His company takes care of the minute details, all the way from Beirut to Larnaca airport in Cyprus and back.
“Our offer includes return tickets, a night at a five-star hotel, transfers on the island, insurance, fees for the visa and the ceremony, witnesses, and even flowers for the bride at Larnaca airport,” he said.
The agency also ensures that the couple have all the necessary paperwork to complete their civil marriage, from divorce certificate to document translations and registration of the wedding in both Lebanon and Cyprus.
Service comes with a smile – and of course also at a cost of $1,900 per couple (1,340 euros) for a two-day return trip.
“The ceremony is quick,” said Jacinthe, a physiotherapist who flew to the island to marry restaurant manager Nagib. “In five minutes we were man and wife,” she said.
Both Nagib and Jacinthe belong to the same faith, but they still travelled to Cyprus to get married as a way of avoiding the traditional obligation of throwing a big and costly wedding party for friends and relatives back home.

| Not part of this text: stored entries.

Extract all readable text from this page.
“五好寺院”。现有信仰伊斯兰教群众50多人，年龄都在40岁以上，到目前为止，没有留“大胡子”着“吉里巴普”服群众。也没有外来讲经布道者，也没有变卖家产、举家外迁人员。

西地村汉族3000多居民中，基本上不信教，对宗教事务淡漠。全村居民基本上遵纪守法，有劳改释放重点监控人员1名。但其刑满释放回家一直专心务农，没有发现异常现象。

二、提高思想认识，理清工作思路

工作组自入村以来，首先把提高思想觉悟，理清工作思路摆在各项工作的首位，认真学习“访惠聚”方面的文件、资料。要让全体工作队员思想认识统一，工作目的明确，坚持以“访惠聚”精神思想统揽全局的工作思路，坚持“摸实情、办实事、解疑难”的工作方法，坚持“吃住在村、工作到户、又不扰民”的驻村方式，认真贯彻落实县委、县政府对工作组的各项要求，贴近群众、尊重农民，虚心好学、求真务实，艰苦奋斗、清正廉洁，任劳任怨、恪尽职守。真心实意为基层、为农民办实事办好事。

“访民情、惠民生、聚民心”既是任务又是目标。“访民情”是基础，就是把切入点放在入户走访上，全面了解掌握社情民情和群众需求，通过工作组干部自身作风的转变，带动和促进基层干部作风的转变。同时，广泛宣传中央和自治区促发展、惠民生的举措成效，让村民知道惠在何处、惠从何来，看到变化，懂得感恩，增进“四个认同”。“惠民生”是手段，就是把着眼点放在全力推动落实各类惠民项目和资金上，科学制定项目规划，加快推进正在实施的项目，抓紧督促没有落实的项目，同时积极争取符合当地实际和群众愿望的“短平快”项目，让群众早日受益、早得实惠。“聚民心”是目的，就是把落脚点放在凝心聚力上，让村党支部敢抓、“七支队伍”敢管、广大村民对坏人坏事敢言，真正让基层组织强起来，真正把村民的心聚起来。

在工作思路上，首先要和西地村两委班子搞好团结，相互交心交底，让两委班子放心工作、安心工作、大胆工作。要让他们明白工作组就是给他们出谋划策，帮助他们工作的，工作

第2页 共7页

Abi Nasr said she sought out the travel firm because they did all the administrative legwork which she could not have accomplished in time herself because of her schedule at the shipping agency where she works.
“If this formula did not exist I probably would not have got married,” she said. “It was so practical. We were even blessed by a priest.”
According to Ragi 1,000 couples from Lebanon get married each year on Cyprus – home of the mythical goddess of love, Aphrodite.
And that can only be good for business.